THE Clydesdale Bank Premier League has maintained an impression of competitiveness until deep December, despite the chasing pack doing more harm to themselves than to Celtic.
There has been an exercise in mutual throat-cutting among the clubs below the league leaders. Only six points separate second place from seventh. It is Motherwell's turn to occupy the runners-up place on the back of a stirring recovery and victory at Easter Road, but they have yet to conclusively prove they are any better than Hibernian, Inverness Caledonian Thistle or Aberdeen. Celtic are clearly the best team in the league, but there can be no certainty over who will finish closest to them.
It is an odd season when a team can sit second in the league having won only two home games by December 17. Motherwell have played 18 league matches and dropped points in 10 of them, yet their away form has been the foundation of a run of results which has returned them to the top two for the first time since leading the league in September. They played some fine attacking football in the closing half-hour against a team which wrongly believed it had put them away. To lose after holding a 2-0 lead at home said as much about Hibs as it did about Motherwell's commendable recovery.
Hibs have taken 17 points at home – the most in the league. If any side should have been sure of themselves after going ahead through two Eoin Doyle goals it ought to have been them. Doyle made it 2-0 in the 54th minute, so far into the match it could have broken Motherwell's resolve, yet Pat Fenlon's players reacted hesitantly to their winning position. When Motherwell pulled a goal back through Jamie Murphy, Hibs retreated, and Fenlon sent out the wrong message when he took off top scorer Leigh Griffiths, then Doyle, to switch to 4-5-1 from 4-4-2. Motherwell went for them and Murphy scored again, before Bob McHugh got an 88th-minute winner.

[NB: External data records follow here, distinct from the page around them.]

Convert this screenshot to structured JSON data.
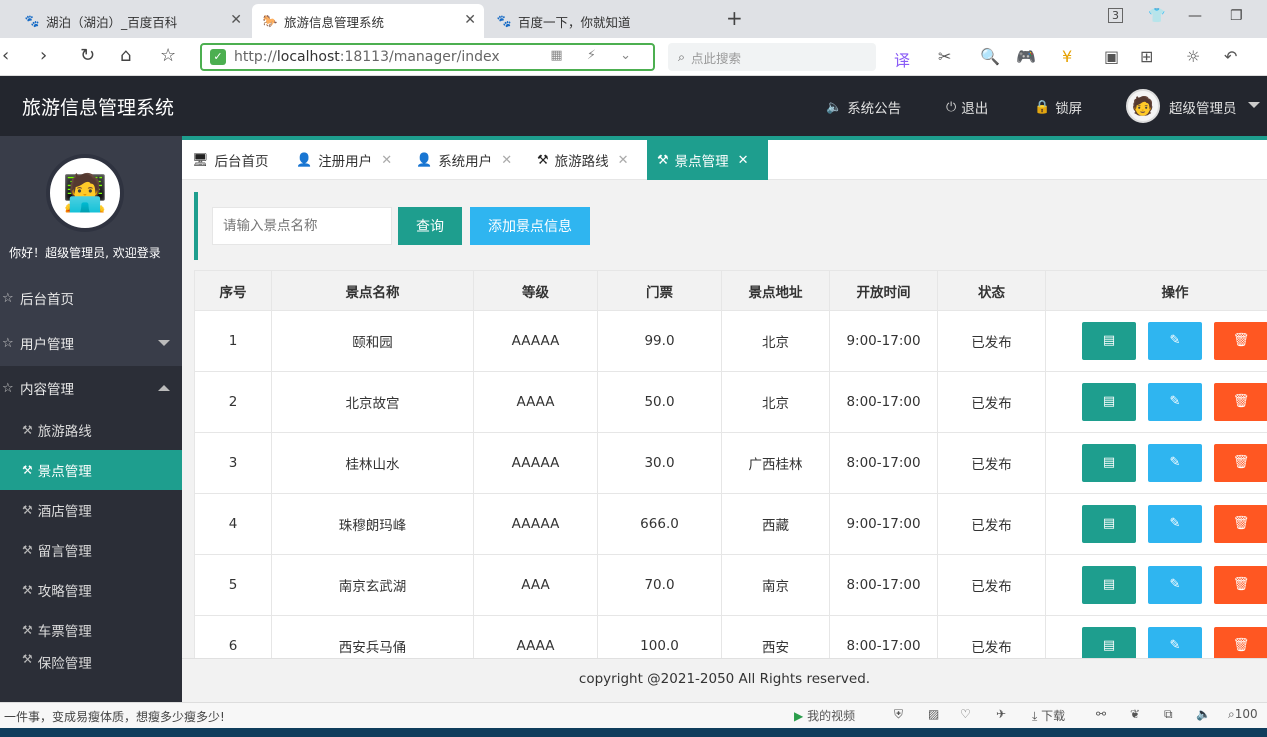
{
  "browser": {
    "tabs": [
      {
        "icon": "baidu-paw-icon",
        "label": "湖泊（湖泊）_百度百科"
      },
      {
        "icon": "site-icon",
        "label": "旅游信息管理系统"
      },
      {
        "icon": "baidu-paw-icon",
        "label": "百度一下，你就知道"
      }
    ],
    "tab_count": "3",
    "url_prefix": "http://",
    "url_host": "localhost",
    "url_rest": ":18113/manager/index",
    "search_placeholder": "点此搜索",
    "status_text": "一件事，变成易瘦体质，想瘦多少瘦多少!",
    "status_video": "我的视频",
    "status_download": "下载",
    "status_zoom": "100"
  },
  "header": {
    "title": "旅游信息管理系统",
    "notice": "系统公告",
    "logout": "退出",
    "lock": "锁屏",
    "user": "超级管理员"
  },
  "sidebar": {
    "welcome": "你好！超级管理员, 欢迎登录",
    "menu": [
      {
        "label": "后台首页"
      },
      {
        "label": "用户管理"
      },
      {
        "label": "内容管理"
      }
    ],
    "submenu": [
      {
        "label": "旅游路线"
      },
      {
        "label": "景点管理"
      },
      {
        "label": "酒店管理"
      },
      {
        "label": "留言管理"
      },
      {
        "label": "攻略管理"
      },
      {
        "label": "车票管理"
      },
      {
        "label": "保险管理"
      }
    ]
  },
  "content_tabs": [
    {
      "label": "后台首页"
    },
    {
      "label": "注册用户"
    },
    {
      "label": "系统用户"
    },
    {
      "label": "旅游路线"
    },
    {
      "label": "景点管理"
    }
  ],
  "search": {
    "placeholder": "请输入景点名称",
    "query_label": "查询",
    "add_label": "添加景点信息"
  },
  "table": {
    "headers": [
      "序号",
      "景点名称",
      "等级",
      "门票",
      "景点地址",
      "开放时间",
      "状态",
      "操作"
    ],
    "rows": [
      [
        "1",
        "颐和园",
        "AAAAA",
        "99.0",
        "北京",
        "9:00-17:00",
        "已发布"
      ],
      [
        "2",
        "北京故宫",
        "AAAA",
        "50.0",
        "北京",
        "8:00-17:00",
        "已发布"
      ],
      [
        "3",
        "桂林山水",
        "AAAAA",
        "30.0",
        "广西桂林",
        "8:00-17:00",
        "已发布"
      ],
      [
        "4",
        "珠穆朗玛峰",
        "AAAAA",
        "666.0",
        "西藏",
        "9:00-17:00",
        "已发布"
      ],
      [
        "5",
        "南京玄武湖",
        "AAA",
        "70.0",
        "南京",
        "8:00-17:00",
        "已发布"
      ],
      [
        "6",
        "西安兵马俑",
        "AAAA",
        "100.0",
        "西安",
        "8:00-17:00",
        "已发布"
      ]
    ]
  },
  "footer": "copyright @2021-2050 All Rights reserved."
}
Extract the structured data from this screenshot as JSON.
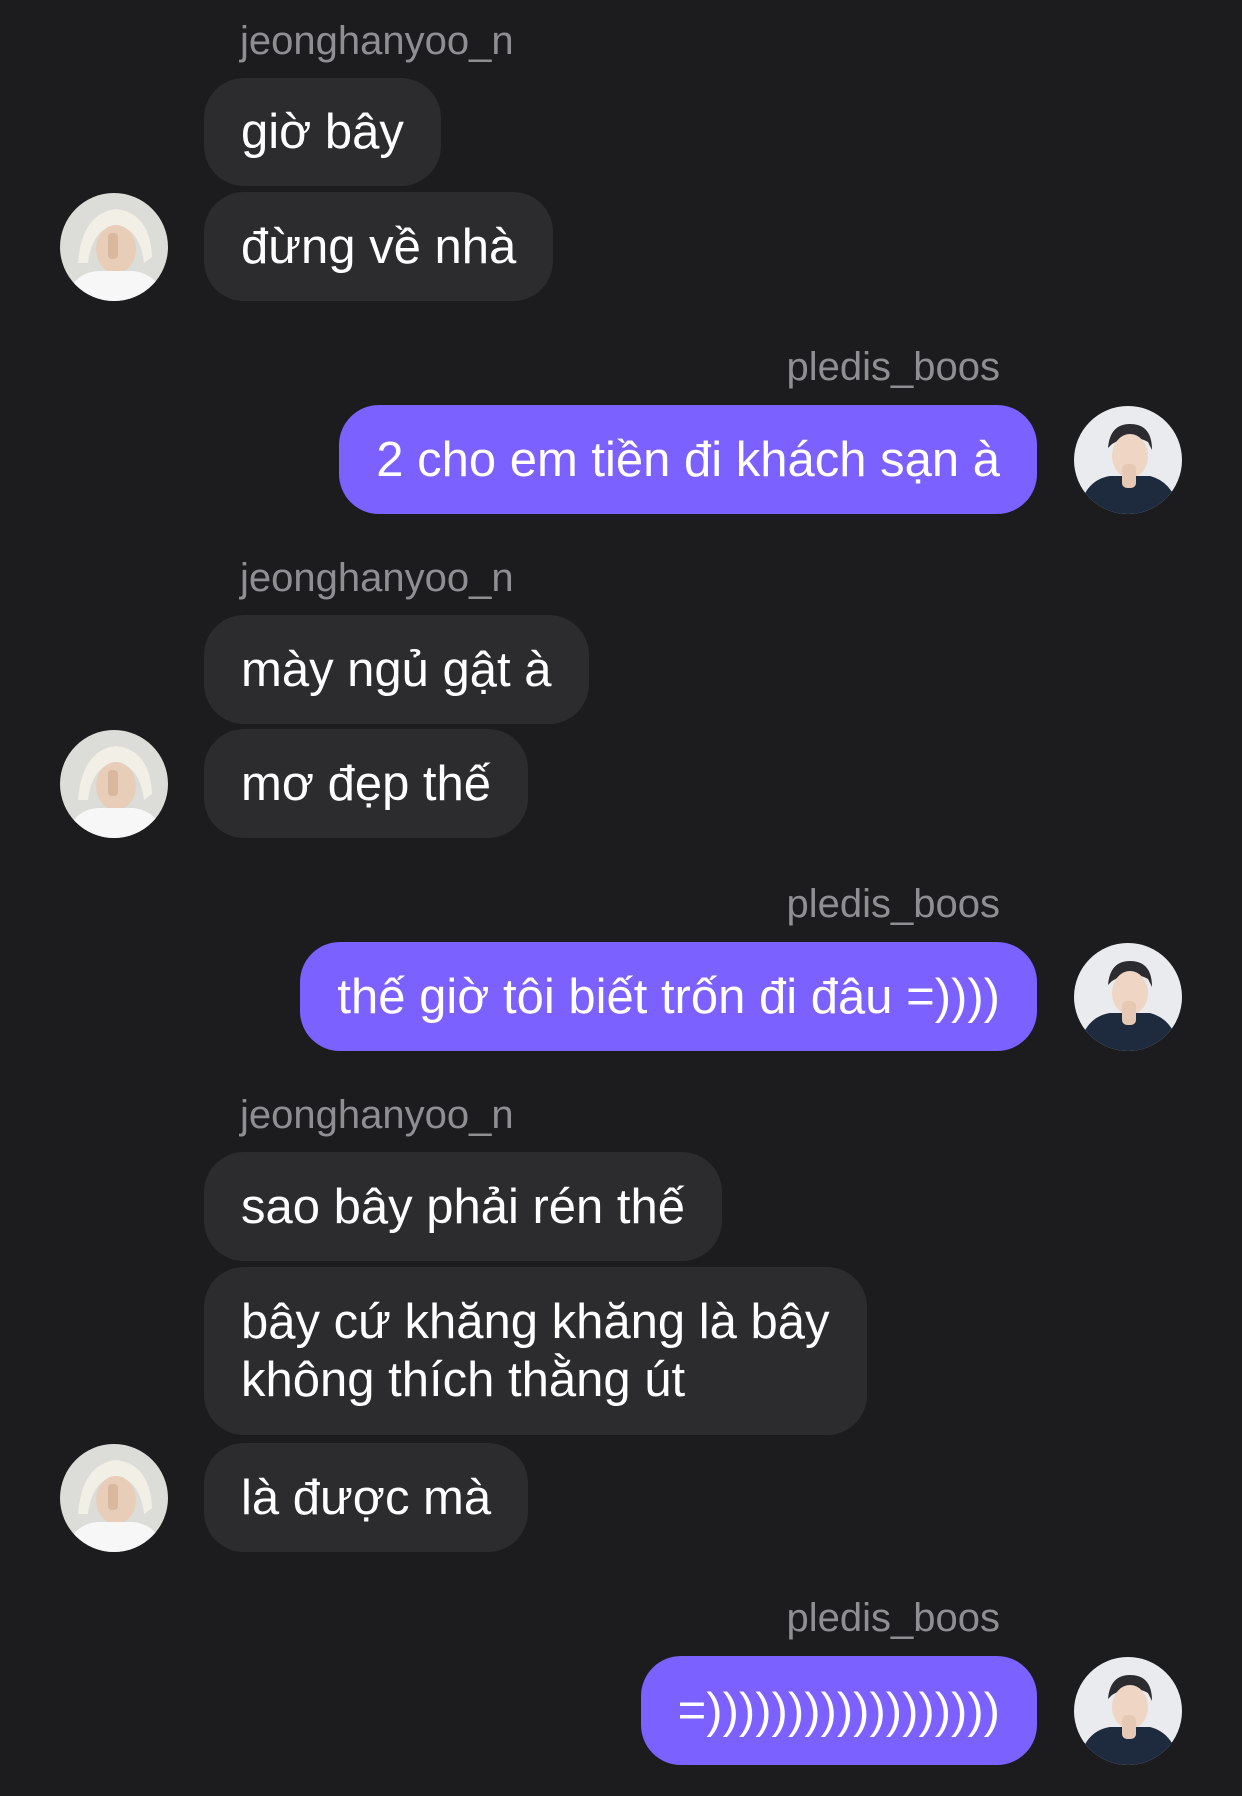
{
  "conversation": {
    "messages": [
      {
        "sender": "jeonghanyoo_n",
        "text": "giờ bây"
      },
      {
        "sender": "jeonghanyoo_n",
        "text": "đừng về nhà"
      },
      {
        "sender": "pledis_boos",
        "text": "2 cho em tiền đi khách sạn à"
      },
      {
        "sender": "jeonghanyoo_n",
        "text": "mày ngủ gật à"
      },
      {
        "sender": "jeonghanyoo_n",
        "text": "mơ đẹp thế"
      },
      {
        "sender": "pledis_boos",
        "text": "thế giờ tôi biết trốn đi đâu =))))"
      },
      {
        "sender": "jeonghanyoo_n",
        "text": "sao bây phải rén thế"
      },
      {
        "sender": "jeonghanyoo_n",
        "lines": [
          "bây cứ khăng khăng là bây",
          "không thích thằng út"
        ]
      },
      {
        "sender": "jeonghanyoo_n",
        "text": "là được mà"
      },
      {
        "sender": "pledis_boos",
        "text": "=))))))))))))))))))"
      }
    ]
  },
  "colors": {
    "background": "#1c1c1e",
    "incoming_bubble": "#2c2c2e",
    "outgoing_bubble": "#7b61ff",
    "username": "#8e8e93"
  }
}
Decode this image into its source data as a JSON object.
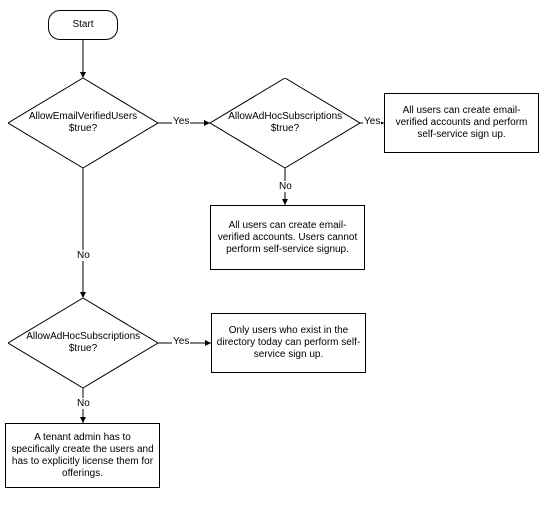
{
  "nodes": {
    "start": {
      "label": "Start"
    },
    "d1": {
      "label": "AllowEmailVerifiedUsers $true?"
    },
    "d2": {
      "label": "AllowAdHocSubscriptions $true?"
    },
    "d3": {
      "label": "AllowAdHocSubscriptions $true?"
    },
    "r1": {
      "label": "All users can create email-verified accounts and perform self-service sign up."
    },
    "r2": {
      "label": "All users can create email-verified accounts. Users cannot perform self-service signup."
    },
    "r3": {
      "label": "Only users who exist in the directory today can perform self-service sign up."
    },
    "r4": {
      "label": "A tenant admin has to specifically create the users and has to explicitly license them for offerings."
    }
  },
  "edges": {
    "yes": "Yes",
    "no": "No"
  },
  "chart_data": {
    "type": "flowchart",
    "nodes": [
      {
        "id": "start",
        "kind": "terminator",
        "text": "Start"
      },
      {
        "id": "d1",
        "kind": "decision",
        "text": "AllowEmailVerifiedUsers $true?"
      },
      {
        "id": "d2",
        "kind": "decision",
        "text": "AllowAdHocSubscriptions $true?"
      },
      {
        "id": "d3",
        "kind": "decision",
        "text": "AllowAdHocSubscriptions $true?"
      },
      {
        "id": "r1",
        "kind": "process",
        "text": "All users can create email-verified accounts and perform self-service sign up."
      },
      {
        "id": "r2",
        "kind": "process",
        "text": "All users can create email-verified accounts. Users cannot perform self-service signup."
      },
      {
        "id": "r3",
        "kind": "process",
        "text": "Only users who exist in the directory today can perform self-service sign up."
      },
      {
        "id": "r4",
        "kind": "process",
        "text": "A tenant admin has to specifically create the users and has to explicitly license them for offerings."
      }
    ],
    "edges": [
      {
        "from": "start",
        "to": "d1",
        "label": ""
      },
      {
        "from": "d1",
        "to": "d2",
        "label": "Yes"
      },
      {
        "from": "d1",
        "to": "d3",
        "label": "No"
      },
      {
        "from": "d2",
        "to": "r1",
        "label": "Yes"
      },
      {
        "from": "d2",
        "to": "r2",
        "label": "No"
      },
      {
        "from": "d3",
        "to": "r3",
        "label": "Yes"
      },
      {
        "from": "d3",
        "to": "r4",
        "label": "No"
      }
    ]
  }
}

Hibs' collapse was compounded when captain James McPake was sent off in stoppage time for a second booking.
The loss was Hibs' fourth in five league games. "I wouldn't say confidence is fragile," said Doyle. "We know we're a good team and are still in a good position in the league [fourth] regardless of this result. It's a massive blow, though. It's just the manner we lost it in. We just seemed to fold and that's not nice to see. We could have gone second. It's very tight, though. Back-to-back wins and you could be right back up there. It's the way the league is. But you have to take these opportunities, especially at home. We haven't been the best on the road but our home performances have usually been good. It's not something we want to creep into our game. We weren't really ugly enough. We should have been uglier in terms of winning tackles and trying to run down the clock."
Doyle has seven goals this season and Hibs will rely on him more than ever when on-loan Griffiths next month makes his expected return to Wolves. Motherwell will be weakened sooner or later, too, with Murphy, Chris Humphrey, Nicky Law, Darren Randolph, Michael Higdon, Shaun Hutchinson and Tom Hateley among those who are out of contract in May, and free to speak with other clubs next month.
Saturday demonstrated how much Motherwell could lose. Once Murphy and Humphrey got going, Hibs could not deal with them. "We never started playing until after they scored their second," said Murphy. "In the end we fully deserved it. Until their second goal Hibs stopped us playing out from the back or playing wide – they did well. But we play as a team and there's a lot of spirit."
Celtic have moved clear at the top with a little to spare. Now it is Motherwell's turn to show they can put similar distance between second and third.